O próximo presidente da República, eleito em outubro, terá a oportunidade de indicar até 21 ministros para os tribunais superiores do país até 2031. As vagas podem surgir por renúncias, mortes, impeachments ou denúncias, além das aposentadorias já previstas. Esse processo de escolha será determinante para a composição futura do Judiciário brasileiro.
STF terá maior renovação
O Supremo Tribunal Federal (STF) passará pela maior renovação entre as cortes superiores. Quatro dos 11 ministros deixarão a Corte até 2030. Uma vaga está aberta desde outubro passado com a aposentadoria de Luís Roberto Barroso. O preenchimento dessa vaga só deve ocorrer depois da eleição de outubro.
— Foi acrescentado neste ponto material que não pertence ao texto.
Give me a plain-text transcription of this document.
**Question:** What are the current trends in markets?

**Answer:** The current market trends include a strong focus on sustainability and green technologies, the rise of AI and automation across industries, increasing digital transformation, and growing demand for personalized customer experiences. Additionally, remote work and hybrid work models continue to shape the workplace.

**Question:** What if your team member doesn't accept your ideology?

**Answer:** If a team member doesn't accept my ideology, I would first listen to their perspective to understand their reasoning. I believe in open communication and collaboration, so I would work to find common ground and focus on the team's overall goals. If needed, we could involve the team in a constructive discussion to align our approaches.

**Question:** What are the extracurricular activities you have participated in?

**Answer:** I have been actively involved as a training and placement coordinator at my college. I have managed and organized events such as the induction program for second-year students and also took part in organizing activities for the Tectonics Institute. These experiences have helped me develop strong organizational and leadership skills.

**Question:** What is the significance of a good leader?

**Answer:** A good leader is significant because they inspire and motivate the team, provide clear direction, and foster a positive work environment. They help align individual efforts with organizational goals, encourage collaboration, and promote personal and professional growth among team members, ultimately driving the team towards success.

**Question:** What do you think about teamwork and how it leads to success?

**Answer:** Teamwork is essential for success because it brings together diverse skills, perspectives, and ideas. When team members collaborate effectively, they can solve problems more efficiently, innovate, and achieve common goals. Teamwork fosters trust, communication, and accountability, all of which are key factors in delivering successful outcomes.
Até 2030, outros três ministros da Suprema Corte se aposentarão:
- Luiz Fux – sairá até 26 de abril de 2028.
- Cármen Lúcia – deixará o cargo até 19 de abril de 2029.
- Gilmar Mendes – aposenta-se em 30 de dezembro de 2030.
Fux e Cármen Lúcia foram indicados em governos do PT.
STJ tem vaga em aberto e novas saídas
O Superior Tribunal de Justiça (STJ) tem uma vaga aberta desde abril. A lista tríplice para o STJ ainda não foi definida. A escolha pode ficar para depois da eleição.
Além disso, o ministro Marco Buzzi está afastado desde fevereiro sob acusação de importunar sexualmente duas pessoas. Ele nega as acusações. Caso seja condenado ou renuncie, uma nova vaga poderá surgir.
Og Fernandes deixará a Corte em novembro. Outros quatro ministros do STJ se aposentarão entre 2027 e 2029. No total, o STJ poderá ter até seis novas indicações no próximo mandato presidencial.
STM terá duas aposentadorias
No Superior Tribunal Militar (STM), dois dos 15 ministros se aposentarão no próximo mandato:
- Francisco Camelo – representa a Aeronáutica.
- Péricles Lima de Queiroz – ocupa a vaga de civil no STM.
Os ministros militares do STM vêm da cúpula das Forças Armadas e não passam por lista tríplice. As indicações para essas vagas caberão ao próximo presidente.
Com todas essas movimentações, o próximo chefe do Executivo terá papel central na definição do perfil das cortes superiores pelos próximos anos.